TRY is hosted at the Max Planck Institute for Biogeochemistry in Jena, Germany. Jointly coordinated with the University of Leipzig in Germany; IMBIV-CONICET in Cordoba, Argentina; Macquarie University in Sydney; National Centre for Science Research in Paris; and University of Paris-Sud, TRY promises to become an essential tool for biodiversity research and Earth-system sciences.
“The TRY initiative is an exciting collaborative network of scientists. By bringing together data on plants from all across the global, we will be able to better predict how floras will respond to future climate conditions,” said Amy Zanne, assistant professor of biology at UMSL, who led the compilation of several large plant trait databases such as global wood density and global vessel anatomy. “These responses can have large implications for carbon cycling and thus feedbacks to climate change. Additionally, the database contains information for close to 70,000 different species, allowing us new insight into the whys and hows behind the diversity of plant species we see today.”
Zanne was invited because of her existing trait databases. As part of TRY, she must consider sharing databases with researchers on a project-by-project basis.
“I just approved a request to share my data with researchers trying to understand how urban trees are built and function,” Zanne said.
Plant traits – their morphological and physiological properties – determine how plants compete for resources – light, water and soil nutrients – and where and how fast they can grow.
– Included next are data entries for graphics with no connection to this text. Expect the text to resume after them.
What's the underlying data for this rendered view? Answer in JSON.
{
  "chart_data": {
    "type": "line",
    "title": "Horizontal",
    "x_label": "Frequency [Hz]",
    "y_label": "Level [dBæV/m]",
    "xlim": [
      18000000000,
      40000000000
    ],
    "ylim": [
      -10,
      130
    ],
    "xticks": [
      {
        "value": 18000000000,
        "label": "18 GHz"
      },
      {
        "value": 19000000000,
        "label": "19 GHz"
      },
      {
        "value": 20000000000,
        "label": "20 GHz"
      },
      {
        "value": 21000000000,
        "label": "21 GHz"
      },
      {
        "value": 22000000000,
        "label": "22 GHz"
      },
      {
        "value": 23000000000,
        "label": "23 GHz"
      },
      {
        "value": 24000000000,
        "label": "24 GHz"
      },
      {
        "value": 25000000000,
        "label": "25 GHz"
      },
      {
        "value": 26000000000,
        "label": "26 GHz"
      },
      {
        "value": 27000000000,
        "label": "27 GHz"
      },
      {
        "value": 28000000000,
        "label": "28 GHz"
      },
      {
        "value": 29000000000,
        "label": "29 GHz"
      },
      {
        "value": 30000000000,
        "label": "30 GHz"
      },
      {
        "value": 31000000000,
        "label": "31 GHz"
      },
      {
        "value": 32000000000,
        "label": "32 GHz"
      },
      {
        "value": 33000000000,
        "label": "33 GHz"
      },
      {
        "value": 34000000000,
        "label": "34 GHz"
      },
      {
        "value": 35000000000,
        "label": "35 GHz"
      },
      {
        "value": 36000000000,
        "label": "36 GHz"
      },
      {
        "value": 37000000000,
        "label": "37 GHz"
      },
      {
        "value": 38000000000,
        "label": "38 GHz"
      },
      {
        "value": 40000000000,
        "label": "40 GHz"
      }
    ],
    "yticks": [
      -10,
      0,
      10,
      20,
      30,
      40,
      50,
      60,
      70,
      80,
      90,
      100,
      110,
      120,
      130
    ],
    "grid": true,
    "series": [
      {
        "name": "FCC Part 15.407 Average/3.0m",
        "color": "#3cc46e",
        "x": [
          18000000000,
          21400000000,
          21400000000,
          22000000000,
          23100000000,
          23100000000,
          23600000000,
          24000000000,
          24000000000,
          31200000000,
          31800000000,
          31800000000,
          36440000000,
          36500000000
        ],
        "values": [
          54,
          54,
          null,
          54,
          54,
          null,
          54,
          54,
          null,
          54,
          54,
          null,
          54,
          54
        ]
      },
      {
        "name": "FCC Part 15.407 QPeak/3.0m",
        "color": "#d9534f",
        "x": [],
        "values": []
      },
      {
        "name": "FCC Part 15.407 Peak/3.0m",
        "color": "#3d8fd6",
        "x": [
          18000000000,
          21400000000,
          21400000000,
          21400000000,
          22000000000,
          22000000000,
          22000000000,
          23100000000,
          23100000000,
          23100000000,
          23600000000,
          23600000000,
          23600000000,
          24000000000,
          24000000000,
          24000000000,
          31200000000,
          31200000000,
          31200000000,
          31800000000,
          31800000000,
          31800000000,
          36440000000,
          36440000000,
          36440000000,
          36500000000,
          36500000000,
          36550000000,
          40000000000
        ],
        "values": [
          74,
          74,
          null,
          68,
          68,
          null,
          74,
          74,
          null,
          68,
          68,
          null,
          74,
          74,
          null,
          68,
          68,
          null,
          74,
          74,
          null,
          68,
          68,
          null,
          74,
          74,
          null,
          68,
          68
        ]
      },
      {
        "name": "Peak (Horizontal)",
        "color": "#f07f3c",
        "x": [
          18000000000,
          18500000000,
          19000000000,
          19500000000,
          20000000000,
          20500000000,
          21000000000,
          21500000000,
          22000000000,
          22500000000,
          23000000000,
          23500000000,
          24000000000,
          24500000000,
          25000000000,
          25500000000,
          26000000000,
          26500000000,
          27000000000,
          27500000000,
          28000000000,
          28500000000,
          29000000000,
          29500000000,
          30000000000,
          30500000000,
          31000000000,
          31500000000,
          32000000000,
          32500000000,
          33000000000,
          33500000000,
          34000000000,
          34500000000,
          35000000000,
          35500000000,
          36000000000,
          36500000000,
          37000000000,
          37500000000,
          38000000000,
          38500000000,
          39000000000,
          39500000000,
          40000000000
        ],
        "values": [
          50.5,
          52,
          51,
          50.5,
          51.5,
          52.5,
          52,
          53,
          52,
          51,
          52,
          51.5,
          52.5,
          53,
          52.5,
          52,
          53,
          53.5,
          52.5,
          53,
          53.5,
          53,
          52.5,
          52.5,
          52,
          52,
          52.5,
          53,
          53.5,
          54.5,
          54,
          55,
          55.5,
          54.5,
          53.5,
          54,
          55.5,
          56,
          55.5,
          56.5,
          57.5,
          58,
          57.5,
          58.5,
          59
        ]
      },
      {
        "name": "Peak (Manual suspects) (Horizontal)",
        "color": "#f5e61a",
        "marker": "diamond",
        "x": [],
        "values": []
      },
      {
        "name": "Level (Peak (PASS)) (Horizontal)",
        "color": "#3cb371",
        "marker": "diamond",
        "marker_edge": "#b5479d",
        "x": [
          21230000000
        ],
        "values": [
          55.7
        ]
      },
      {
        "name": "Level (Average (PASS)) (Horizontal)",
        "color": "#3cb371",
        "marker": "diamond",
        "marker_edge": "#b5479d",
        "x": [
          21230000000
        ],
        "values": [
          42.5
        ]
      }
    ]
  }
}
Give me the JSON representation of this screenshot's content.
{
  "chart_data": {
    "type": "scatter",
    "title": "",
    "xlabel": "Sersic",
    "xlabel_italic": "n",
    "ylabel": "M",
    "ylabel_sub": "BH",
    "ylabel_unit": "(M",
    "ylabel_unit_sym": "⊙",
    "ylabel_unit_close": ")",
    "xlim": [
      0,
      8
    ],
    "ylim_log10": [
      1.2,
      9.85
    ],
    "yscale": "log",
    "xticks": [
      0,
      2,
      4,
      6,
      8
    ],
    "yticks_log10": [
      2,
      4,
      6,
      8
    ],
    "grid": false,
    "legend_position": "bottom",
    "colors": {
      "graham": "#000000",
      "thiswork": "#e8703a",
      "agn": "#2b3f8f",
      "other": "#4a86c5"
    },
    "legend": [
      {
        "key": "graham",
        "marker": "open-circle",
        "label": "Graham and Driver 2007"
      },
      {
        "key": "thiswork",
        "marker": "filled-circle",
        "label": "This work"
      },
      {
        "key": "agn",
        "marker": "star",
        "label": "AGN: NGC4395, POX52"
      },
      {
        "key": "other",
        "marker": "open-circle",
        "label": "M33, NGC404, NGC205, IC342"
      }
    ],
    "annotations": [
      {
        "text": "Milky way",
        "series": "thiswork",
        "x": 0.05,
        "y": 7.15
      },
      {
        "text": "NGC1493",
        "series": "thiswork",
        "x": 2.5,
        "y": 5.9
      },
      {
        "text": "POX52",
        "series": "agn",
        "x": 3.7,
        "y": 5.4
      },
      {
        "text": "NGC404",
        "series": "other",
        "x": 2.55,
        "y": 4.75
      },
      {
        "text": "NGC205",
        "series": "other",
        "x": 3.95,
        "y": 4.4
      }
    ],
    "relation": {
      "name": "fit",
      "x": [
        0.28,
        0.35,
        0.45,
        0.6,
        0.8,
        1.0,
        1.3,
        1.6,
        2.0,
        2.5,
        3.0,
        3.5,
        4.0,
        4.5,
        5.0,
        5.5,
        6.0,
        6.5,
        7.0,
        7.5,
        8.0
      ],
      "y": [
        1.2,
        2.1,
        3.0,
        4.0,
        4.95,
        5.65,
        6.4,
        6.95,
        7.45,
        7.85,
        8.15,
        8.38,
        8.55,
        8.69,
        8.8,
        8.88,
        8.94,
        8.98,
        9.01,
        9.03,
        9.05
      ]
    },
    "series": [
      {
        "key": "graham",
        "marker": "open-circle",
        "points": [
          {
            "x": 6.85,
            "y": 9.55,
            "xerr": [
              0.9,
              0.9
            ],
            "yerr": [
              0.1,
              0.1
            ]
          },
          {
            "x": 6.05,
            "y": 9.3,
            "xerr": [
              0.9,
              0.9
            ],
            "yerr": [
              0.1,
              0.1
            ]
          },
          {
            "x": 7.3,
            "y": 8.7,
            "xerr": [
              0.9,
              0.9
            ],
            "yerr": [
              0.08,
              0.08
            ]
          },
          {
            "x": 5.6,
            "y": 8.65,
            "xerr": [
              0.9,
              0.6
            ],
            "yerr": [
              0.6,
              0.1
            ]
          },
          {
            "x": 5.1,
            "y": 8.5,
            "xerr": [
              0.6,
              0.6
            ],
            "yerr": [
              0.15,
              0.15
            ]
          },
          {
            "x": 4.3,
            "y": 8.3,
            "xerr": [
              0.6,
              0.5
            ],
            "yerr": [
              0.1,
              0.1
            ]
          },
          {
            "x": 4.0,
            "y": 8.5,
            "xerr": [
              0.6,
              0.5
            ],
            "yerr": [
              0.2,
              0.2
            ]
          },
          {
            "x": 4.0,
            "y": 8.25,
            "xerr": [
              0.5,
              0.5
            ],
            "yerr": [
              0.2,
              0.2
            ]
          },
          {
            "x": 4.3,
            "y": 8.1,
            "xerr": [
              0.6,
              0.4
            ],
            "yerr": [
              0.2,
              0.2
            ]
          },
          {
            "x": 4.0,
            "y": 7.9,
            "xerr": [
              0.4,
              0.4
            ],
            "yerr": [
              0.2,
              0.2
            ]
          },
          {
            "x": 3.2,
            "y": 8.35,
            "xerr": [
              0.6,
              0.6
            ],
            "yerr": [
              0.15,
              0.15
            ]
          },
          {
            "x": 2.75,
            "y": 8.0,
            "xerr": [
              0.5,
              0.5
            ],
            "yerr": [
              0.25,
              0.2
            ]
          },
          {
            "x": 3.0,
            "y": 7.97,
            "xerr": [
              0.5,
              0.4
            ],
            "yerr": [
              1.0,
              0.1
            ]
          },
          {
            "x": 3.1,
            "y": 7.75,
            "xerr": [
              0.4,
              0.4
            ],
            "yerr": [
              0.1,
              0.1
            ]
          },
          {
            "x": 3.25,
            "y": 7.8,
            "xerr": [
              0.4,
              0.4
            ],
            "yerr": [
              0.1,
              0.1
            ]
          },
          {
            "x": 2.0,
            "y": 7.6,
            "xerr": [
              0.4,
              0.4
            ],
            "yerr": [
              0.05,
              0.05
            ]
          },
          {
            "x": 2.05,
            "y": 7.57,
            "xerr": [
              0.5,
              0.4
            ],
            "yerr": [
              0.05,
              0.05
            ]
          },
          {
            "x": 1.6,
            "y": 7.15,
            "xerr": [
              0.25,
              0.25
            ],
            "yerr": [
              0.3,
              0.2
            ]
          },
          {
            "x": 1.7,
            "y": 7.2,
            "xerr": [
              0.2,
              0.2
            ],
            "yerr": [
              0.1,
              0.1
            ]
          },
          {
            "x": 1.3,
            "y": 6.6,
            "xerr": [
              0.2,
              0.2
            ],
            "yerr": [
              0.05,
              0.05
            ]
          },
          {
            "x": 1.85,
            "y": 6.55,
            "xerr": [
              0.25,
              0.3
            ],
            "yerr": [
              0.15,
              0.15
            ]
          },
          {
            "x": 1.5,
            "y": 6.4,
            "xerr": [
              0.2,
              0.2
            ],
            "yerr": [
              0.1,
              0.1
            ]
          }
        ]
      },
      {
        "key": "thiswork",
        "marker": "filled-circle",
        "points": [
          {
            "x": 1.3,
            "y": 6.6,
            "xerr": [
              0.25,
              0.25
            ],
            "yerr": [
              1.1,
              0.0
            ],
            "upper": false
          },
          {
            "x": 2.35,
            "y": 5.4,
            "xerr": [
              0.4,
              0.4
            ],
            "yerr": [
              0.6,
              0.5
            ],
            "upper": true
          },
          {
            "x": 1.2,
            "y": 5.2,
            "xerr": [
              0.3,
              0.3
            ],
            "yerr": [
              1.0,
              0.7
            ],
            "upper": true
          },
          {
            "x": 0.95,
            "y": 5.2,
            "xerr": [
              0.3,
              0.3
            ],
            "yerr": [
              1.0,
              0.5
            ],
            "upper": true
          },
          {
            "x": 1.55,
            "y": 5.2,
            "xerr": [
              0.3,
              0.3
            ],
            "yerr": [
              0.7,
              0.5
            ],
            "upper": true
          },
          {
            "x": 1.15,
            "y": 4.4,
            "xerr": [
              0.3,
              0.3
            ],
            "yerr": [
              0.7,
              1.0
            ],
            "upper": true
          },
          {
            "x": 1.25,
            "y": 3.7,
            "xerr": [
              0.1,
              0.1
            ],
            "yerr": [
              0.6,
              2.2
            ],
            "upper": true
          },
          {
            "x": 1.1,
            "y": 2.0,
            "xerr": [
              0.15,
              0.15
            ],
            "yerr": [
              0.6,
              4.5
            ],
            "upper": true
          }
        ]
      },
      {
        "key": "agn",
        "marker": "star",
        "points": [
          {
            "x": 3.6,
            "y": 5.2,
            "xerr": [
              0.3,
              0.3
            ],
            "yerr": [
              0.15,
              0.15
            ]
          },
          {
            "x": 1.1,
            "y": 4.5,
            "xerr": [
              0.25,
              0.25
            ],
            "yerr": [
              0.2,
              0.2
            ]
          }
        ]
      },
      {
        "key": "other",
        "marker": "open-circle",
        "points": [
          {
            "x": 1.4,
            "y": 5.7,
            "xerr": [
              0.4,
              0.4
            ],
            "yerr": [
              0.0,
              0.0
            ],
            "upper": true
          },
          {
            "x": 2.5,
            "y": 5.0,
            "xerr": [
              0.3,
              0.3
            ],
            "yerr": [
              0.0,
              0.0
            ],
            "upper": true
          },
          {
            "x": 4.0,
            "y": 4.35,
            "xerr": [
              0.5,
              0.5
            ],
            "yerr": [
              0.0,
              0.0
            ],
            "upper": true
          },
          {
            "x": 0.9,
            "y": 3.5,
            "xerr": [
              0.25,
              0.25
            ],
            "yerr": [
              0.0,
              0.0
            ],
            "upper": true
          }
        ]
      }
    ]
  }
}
Ultimately they determine how plants influence ecosystem properties such as rates of nutrient cycling, water use and carbon dioxide uptake.
Analyses of the TRY database demonstrate for the first time on a global scale that most of the observed trait variation is represented by differences among plant species. In contrast, plant functional types, such as used in global vegetation models, contribute much less to the trait variations – some as little as 25 percent. This example illustrates the advantages of trait-based vegetation models, facilitating a more realistic and empirically grounded representation of terrestrial biodiversity in Earth system models. Such models may not only be helpful to predict the development of future climate, carbon sequestration or ocean levels but also provide a basis for mitigation strategies.
The TRY initiative, developed under the auspices of International Geosphere-Biosphere Programme and International Programme of Biodiversity Science, is a communal and worldwide collaborative initiative.